Tracy and I were also called upon as translators in various situations. We translated the homilies preached in Spanish by Fr. Herbert, a retired missionary from Austria. Then another Sister would translate from the English version into Korean. If you remember the children’s game “telephone” you can imagine that we wondered how things were understood after the last translation. The homilies were especially challenging when Fr. Herbert was delving into some deeper theological waters. I was always grateful to be able to ask Tracy, “Did you get that???” No se preocupe!
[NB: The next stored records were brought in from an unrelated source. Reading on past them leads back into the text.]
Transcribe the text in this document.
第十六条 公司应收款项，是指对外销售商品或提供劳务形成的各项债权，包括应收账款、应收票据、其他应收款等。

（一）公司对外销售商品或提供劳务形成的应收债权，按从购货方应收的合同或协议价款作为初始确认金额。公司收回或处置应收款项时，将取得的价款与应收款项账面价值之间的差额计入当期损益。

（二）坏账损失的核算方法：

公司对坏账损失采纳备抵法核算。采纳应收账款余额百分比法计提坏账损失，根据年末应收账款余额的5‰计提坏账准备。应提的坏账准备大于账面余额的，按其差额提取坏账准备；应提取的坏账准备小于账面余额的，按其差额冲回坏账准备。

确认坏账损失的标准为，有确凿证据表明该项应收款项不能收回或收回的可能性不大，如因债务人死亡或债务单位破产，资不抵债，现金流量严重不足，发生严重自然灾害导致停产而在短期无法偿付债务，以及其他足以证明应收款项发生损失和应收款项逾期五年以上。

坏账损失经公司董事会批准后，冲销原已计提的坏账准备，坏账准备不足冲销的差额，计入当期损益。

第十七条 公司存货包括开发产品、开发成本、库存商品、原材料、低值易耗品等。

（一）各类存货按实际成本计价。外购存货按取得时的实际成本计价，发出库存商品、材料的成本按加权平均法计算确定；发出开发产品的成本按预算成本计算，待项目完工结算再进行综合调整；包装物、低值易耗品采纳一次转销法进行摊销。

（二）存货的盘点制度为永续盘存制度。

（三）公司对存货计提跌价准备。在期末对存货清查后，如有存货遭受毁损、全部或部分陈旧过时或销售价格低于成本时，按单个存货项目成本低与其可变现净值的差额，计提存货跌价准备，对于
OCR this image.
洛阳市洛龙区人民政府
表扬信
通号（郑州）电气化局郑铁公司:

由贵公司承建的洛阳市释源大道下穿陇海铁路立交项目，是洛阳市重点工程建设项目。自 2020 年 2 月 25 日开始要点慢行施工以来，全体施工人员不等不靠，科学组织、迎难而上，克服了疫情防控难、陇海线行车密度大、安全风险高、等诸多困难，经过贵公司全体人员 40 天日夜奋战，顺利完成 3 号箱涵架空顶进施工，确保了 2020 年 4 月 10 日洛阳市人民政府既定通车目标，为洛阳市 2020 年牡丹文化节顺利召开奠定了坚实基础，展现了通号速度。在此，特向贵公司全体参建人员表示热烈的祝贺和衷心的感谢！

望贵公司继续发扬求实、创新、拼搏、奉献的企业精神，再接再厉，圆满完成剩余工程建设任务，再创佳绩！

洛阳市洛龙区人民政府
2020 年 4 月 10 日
The retreat was our last day in Pedro Carbo. We adjusted the format as best we could with the limited resources at hand, in case all the parish youth came! As it turned out, we had about 15 teens and young adults and another 15 staff from the school and clinic. The young folk added a lot of energy and enthusiasm to the group and were wonderful participants. The retreat introduced them to the life and spirituality of St. Elizabeth Seton and it was fascinating to see what elements of her story resonated with them and what inspired them. She truly is a saint with universal appeal: a daughter, wife, mother, widow, convert to Catholicism, teacher, religious sister and founder of the Sisters of Charity. Once again we had nothing to worry about.
As I packed for home I had some time to reflect on the Divine Providence that had directed each moment of my experience in Ecuador. I remembered each person who welcomed me with gracious hospitality, offered a meal or a cold drink, peeled an orange for me to sip the juice, gave me a hand into or out of the van. I gave thanks for the Sisters of Charity of Seton Hill who invited me to share in their Ecuador immersion and for the charism of Elizabeth Seton that we share.
I know that I will be “unpacking” this experience for a long time. As I uncover more layers of meaning I promise to share them here with you. No se preocupe.